Im Sommer 2026 erwacht am Schlossberg von Rattenberg eine mittelalterliche Legende zu neuem Leben. Die Schlossbergspiele Rattenberg präsentieren mit „Notburga – die Feierabendheilige“ eine Uraufführung, die Mythos, Gesellschaftskritik und poetisches Volkstheater miteinander verbindet. Geschrieben wurde das Stück von Barbara Aschenwald, die mit diesem Werk ihr erstes abendfüllendes Theaterstück vorlegt, während Markus Völlenklee die Regie übernimmt.

Die Geschichte wird von einem alten, müden Engel erzählt, der am Schlossberg wohnt – ein Überbleibsel einer Zeit, in der die Menschen noch in Bildern und Mythen nach Antworten suchten. Sein zerzaustes Gewand und der gebrochene Flügel spiegeln eine Welt wider, die sich verändert hat. Statt himmlischer Zeichen dominieren heute wirtschaftliche Zwänge und gesellschaftliche Machtstrukturen. Doch gerade in dieser Spannung entfaltet sich die Geschichte der Heiligen Notburga.
Notburga ist eine Figur zwischen Armut und Würde, zwischen gesellschaftlichem Aufstieg und tiefem Fall. Als Dienstmagd schenkt sie den Bettlern vor der Burg die Reste der gräflichen Tafel – ein Akt christlicher Nächstenliebe, der jedoch mit den wirtschaftlichen Interessen der neuen Herrin Ottilie kollidiert. Unter der Herrschaft Heinrichs des Zweiten verändert sich die Weltordnung: Besitz, Gehorsam und ökonomische Kontrolle verdrängen Mitgefühl und Solidarität. Notburga wird wegen ihres Ungehorsams von der Rottenburg verbannt und findet sich plötzlich ohne Heimat, ohne Schutz und ohne Perspektive wieder.In der poetischen Bildsprache des Stücks wird diese Situation zu einer zeitlosen Erzählung über gesellschaftliche Machtverhältnisse. Die Dämonen von Neid, Geiz und Habgier werden als unsichtbare Kräfte sichtbar, die nicht nur das Mittelalter, sondern auch die Gegenwart prägen. Doch Notburga bleibt eine Figur des Glaubens an menschliche Würde. Ihr Weg führt sie als Dienstmagd zum Spiessenbauern am Achensee – ein Abstieg, der zugleich als spirituelle Prüfung verstanden wird. Denn das Stück stellt die Frage: Suchen wir das Heil, oder findet das Heil uns?

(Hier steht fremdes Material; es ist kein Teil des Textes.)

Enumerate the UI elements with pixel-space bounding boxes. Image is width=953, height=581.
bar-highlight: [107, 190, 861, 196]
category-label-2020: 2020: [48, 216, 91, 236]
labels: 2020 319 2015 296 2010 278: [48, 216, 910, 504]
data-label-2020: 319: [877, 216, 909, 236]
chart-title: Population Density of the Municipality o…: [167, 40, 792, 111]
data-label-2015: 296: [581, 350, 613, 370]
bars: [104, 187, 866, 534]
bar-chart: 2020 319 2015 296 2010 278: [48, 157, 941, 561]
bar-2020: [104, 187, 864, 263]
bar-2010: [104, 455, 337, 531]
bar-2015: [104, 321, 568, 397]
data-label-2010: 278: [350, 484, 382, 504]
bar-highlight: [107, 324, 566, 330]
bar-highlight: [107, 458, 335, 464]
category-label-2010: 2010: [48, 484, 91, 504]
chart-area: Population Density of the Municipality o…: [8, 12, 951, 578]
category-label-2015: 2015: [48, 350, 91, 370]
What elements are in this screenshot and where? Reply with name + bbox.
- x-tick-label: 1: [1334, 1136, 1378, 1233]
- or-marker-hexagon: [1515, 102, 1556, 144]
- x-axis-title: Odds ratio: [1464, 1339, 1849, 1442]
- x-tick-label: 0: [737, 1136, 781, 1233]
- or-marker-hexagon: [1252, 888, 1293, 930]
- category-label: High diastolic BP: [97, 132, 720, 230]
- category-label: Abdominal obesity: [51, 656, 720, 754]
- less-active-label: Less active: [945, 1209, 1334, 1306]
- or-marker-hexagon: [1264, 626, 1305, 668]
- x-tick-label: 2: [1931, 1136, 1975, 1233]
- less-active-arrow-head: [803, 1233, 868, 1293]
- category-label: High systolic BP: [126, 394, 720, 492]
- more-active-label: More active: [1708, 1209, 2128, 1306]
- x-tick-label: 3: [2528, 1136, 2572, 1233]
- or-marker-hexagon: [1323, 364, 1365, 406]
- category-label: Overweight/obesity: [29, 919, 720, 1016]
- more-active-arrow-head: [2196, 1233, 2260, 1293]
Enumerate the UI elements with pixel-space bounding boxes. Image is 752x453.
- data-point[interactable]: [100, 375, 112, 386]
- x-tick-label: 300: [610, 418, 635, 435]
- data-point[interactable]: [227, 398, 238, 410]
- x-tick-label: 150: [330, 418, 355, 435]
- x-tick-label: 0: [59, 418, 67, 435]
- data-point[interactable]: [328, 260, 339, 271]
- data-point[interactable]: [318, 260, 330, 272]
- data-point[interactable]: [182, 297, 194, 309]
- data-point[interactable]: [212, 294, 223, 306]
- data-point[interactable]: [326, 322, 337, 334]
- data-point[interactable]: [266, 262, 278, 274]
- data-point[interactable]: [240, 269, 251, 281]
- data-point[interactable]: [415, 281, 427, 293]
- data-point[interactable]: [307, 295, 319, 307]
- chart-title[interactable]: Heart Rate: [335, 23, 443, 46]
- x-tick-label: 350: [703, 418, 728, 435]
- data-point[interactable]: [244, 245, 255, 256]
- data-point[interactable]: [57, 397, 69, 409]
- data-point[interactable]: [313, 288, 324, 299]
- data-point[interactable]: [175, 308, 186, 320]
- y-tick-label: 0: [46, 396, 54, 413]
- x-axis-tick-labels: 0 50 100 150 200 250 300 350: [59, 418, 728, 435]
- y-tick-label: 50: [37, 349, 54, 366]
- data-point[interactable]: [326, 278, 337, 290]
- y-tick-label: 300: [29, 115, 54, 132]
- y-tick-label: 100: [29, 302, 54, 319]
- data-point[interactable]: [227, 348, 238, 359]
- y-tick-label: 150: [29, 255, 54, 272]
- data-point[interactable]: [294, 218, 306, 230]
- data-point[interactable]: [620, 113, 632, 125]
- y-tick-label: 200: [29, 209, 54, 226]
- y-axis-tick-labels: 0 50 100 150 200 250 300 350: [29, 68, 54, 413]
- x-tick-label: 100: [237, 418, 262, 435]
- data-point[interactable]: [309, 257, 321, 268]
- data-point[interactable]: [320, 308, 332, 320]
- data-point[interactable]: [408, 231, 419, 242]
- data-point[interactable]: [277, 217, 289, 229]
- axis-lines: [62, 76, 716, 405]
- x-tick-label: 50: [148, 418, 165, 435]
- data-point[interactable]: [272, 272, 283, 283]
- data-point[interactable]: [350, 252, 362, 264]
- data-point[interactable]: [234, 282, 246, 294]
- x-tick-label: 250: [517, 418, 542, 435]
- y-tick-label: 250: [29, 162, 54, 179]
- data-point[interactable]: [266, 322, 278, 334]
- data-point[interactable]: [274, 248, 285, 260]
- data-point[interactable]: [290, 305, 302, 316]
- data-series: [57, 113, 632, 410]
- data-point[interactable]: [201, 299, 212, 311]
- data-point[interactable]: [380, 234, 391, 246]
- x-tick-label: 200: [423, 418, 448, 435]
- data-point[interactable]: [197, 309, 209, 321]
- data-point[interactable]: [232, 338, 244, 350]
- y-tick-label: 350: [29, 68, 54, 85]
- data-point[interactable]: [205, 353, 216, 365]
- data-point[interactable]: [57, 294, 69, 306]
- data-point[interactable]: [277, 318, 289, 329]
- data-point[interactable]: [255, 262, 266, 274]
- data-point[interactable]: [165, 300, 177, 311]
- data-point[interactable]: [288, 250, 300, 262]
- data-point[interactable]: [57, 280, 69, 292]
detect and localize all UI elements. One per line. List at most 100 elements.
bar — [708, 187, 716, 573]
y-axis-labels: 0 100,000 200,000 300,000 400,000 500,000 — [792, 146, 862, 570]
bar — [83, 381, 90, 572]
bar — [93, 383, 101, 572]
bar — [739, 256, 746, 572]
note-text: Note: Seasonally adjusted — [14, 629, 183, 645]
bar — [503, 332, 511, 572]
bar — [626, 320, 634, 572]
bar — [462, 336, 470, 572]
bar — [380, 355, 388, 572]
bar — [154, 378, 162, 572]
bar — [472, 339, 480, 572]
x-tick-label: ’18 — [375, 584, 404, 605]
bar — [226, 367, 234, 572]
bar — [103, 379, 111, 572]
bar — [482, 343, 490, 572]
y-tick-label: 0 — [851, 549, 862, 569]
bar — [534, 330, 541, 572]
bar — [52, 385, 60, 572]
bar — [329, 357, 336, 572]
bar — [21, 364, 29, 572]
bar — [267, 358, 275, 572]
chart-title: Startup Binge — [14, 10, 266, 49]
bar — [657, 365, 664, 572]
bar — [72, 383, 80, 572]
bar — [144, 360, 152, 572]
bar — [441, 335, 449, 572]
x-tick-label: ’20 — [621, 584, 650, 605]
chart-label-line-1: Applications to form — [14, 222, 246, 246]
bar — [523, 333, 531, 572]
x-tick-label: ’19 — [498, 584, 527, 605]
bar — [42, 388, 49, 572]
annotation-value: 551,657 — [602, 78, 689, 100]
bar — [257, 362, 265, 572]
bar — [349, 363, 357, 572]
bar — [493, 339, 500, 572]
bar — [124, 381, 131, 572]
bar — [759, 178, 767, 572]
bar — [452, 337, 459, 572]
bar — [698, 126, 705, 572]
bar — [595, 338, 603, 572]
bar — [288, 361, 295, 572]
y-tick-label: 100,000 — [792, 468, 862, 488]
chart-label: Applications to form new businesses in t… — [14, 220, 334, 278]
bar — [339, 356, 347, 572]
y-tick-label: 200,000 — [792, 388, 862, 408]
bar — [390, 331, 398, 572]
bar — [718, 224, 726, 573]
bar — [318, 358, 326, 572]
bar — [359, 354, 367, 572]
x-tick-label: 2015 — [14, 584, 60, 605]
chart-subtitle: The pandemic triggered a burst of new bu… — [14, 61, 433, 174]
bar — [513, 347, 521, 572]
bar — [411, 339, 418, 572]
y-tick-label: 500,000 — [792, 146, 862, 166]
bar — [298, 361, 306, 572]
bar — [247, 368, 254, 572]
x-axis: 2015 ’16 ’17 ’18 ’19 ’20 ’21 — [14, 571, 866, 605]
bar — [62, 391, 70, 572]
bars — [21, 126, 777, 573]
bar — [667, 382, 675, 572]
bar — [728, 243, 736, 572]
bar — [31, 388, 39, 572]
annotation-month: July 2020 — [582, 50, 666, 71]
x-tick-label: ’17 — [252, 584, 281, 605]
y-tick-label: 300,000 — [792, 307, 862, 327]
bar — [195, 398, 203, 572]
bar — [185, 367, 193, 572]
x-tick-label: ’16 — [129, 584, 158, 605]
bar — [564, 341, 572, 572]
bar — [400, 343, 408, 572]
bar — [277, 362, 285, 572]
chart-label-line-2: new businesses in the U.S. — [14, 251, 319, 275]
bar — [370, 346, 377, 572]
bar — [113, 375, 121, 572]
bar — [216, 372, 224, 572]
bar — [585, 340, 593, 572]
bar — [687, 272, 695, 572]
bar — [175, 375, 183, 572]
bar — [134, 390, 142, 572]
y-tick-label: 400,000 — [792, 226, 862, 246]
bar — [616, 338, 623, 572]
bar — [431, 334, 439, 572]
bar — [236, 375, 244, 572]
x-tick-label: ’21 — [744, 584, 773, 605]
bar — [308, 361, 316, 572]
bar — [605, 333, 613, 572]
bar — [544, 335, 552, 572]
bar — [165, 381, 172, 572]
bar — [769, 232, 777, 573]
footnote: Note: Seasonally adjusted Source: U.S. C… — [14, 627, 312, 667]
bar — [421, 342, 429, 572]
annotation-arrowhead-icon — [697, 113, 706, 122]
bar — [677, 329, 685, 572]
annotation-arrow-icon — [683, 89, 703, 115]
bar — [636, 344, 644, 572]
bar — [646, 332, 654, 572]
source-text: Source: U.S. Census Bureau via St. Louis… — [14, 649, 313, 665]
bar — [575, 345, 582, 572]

Notburga – die Feierabendheilige Plakatsujet Schlossbergspiele Rattenberg 2026 © Schlossbergspiele Rattenberg

Notburga – die Feierabendheilige, Plakatsujet Schlossbergspiele Rattenberg 2026 © Schlossbergspiele Rattenberg

Regisseur Völlenklee bringt seine langjährige Erfahrung im Volkstheater und seine Arbeit an großen deutschsprachigen Bühnen in die Inszenierung ein. Seine künstlerische Laufbahn führte ihn unter anderem an große Häuser wie das Schauspielhaus Düsseldorf, das Thalia Theater Hamburg und zu den Salzburger Festspielen. Besonders seine langjährige Verbindung zum Tiroler Volkstheater prägt den Zugang zu dieser Inszenierung, die Tradition und zeitgenössische Interpretation miteinander verbindet. Die Autorin Aschenwald verbindet in ihrem Schreiben literarische Sprache mit sozialem Realismus. Neben ihrer Tätigkeit als Autorin arbeitet sie als Krankenschwester im Dialysezentrum Schwaz – eine Erfahrung, die sich in ihrem Blick auf menschliche Verletzlichkeit und Würde widerspiegelt. Für ihre literarischen Arbeiten erhielt sie unter anderem den Rimbeau-Preis, den Jürgen-Ponto-Preis und verschiedene Förderstipendien.
Mit Blick auf die historischen Mauern des Schlossbergs entsteht so ein Theatererlebnis, das Geschichte nicht als vergangene Zeit versteht, sondern als lebendige Erzählung über Menschlichkeit, Glauben und gesellschaftlichen Wandel. Denn am Ende bleibt die zentrale Botschaft dieser Legende: Man kommt nicht in den Himmel, weil man ihn sucht – sondern weil das Heilige manchmal selbst den Weg zu den Menschen findet.